Percampuran budaya adalah proses atau kejadian dimana terjadinya penggabungan atau pengaruh dari budaya yang berbeda. Percampuran budaya dapat terjadi secara alami atau sengaja, dan dapat terjadi di tingkat individu, kelompok, atau masyarakat. Percampuran budaya dapat terjadi karena beberapa alasan, seperti migrasi, perdagangan, pendidikan, atau media. Percampuran budaya dapat menyebabkan terjadinya keberagaman budaya dan integrasi sosial, tetapi juga dapat menyebabkan terjadinya konflik budaya jika terdapat kelompok masyarakat yang tidak menerima atau menolak budaya yang berbeda dengan budaya mereka sendiri.

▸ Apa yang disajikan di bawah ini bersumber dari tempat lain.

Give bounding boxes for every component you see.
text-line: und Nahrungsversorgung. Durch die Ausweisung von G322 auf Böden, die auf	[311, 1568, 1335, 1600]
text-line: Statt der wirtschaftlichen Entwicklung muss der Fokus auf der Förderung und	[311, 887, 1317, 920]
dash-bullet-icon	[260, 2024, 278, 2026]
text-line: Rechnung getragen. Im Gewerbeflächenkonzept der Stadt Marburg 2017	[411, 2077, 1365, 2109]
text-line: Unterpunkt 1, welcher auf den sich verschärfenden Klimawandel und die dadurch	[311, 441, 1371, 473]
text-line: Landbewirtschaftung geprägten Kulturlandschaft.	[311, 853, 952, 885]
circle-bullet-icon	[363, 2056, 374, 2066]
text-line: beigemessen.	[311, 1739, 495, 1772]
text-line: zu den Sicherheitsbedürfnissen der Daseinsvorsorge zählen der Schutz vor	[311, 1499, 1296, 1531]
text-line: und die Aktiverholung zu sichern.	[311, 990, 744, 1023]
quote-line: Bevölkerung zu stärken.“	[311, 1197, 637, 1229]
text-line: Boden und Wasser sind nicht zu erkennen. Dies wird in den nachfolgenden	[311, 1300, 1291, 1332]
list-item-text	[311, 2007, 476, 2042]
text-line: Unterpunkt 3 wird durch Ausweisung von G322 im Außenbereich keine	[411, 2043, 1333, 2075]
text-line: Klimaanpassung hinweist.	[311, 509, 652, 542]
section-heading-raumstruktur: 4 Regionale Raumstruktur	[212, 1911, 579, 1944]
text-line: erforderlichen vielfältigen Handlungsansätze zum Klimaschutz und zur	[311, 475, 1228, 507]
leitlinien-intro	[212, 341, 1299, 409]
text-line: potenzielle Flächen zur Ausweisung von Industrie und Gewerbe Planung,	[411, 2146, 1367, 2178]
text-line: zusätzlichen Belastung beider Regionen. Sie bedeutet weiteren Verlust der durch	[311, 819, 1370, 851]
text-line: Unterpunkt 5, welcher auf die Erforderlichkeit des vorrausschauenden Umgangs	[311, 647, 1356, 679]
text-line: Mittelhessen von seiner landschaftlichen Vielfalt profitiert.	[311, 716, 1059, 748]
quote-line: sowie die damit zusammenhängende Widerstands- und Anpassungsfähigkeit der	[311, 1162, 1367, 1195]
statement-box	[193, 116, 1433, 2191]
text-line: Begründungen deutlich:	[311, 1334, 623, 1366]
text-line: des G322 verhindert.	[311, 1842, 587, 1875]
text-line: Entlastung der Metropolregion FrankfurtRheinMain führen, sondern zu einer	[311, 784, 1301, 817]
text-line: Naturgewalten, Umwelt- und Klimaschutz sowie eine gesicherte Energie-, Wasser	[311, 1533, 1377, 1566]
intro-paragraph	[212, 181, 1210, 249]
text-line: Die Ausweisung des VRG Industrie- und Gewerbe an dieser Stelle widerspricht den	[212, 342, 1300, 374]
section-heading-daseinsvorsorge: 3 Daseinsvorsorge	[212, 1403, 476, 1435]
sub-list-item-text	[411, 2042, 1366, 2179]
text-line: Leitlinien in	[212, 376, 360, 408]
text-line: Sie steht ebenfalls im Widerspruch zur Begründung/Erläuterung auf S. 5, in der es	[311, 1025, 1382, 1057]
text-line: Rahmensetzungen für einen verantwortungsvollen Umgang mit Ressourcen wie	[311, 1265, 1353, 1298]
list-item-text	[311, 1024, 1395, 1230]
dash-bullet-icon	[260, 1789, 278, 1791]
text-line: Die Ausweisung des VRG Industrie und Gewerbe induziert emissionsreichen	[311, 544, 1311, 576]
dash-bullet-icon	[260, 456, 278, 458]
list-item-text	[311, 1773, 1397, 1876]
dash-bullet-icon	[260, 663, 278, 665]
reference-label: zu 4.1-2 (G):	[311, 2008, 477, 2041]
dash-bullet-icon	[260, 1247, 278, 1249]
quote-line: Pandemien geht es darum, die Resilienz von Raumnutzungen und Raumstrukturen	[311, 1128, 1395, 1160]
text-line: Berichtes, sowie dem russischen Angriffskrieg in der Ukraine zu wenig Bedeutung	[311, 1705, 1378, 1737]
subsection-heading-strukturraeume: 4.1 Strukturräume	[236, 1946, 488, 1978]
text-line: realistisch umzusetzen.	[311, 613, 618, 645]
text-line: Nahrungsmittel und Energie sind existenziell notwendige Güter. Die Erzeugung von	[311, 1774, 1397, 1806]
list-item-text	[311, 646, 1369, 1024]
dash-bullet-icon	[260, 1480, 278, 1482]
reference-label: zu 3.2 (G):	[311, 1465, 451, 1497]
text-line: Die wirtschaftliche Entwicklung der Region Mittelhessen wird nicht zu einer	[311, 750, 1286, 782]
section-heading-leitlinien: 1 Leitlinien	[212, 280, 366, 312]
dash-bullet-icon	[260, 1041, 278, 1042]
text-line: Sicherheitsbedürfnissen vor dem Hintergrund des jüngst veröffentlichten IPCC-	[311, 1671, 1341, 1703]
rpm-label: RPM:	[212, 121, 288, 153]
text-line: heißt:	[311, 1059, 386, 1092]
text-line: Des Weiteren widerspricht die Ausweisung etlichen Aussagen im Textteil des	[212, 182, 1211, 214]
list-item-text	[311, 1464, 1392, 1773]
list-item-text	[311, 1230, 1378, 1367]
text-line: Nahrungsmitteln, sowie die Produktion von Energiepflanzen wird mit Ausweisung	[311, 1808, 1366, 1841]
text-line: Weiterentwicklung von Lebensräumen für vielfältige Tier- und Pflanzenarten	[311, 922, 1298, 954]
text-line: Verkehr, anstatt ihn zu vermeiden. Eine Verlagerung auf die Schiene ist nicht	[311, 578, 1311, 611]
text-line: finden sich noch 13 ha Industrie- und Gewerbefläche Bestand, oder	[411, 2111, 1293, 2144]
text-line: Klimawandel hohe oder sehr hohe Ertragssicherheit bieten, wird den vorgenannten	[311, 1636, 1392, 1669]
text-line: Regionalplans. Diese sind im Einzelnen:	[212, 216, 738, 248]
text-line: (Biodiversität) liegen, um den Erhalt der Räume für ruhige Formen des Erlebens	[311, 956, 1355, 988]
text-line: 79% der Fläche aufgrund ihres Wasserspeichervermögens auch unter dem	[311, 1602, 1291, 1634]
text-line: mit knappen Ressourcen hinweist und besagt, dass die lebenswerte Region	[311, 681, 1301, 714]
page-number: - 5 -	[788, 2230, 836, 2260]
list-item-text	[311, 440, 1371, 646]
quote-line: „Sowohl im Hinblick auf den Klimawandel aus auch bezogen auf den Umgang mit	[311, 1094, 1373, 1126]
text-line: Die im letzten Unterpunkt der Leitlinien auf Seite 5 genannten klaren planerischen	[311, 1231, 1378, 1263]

Pempek merupakan makanan khas yang berasal dari Palembang, Sumatera Selatan, ternyata punya sejarah panjang. Penganan berbahan utama sagu dan ikan itu, sudah ada sejak Kerajaan Sriwijaya sekitar abad VII masehi, dan merupakan percampuran dari berbagai budaya. Pempek makanan Khas Palembang itu, diduga merupakan percampuran budaya Melayu, Jawa dan Tionghoa.
Terjadi sejak masa Sriwijaya. Prasasti Talang Tuo dari Kerajaan Sriwijaya, menyebut adanya Sagu dari pohon enau, yang ditanam di taman Srikestra. Sementara ikan tersedia melimpah di perairan Palembang. Masa Kesultanan Palembang, makanan campuran sagu dan ikan itu dikenal dengan nama Kelesan.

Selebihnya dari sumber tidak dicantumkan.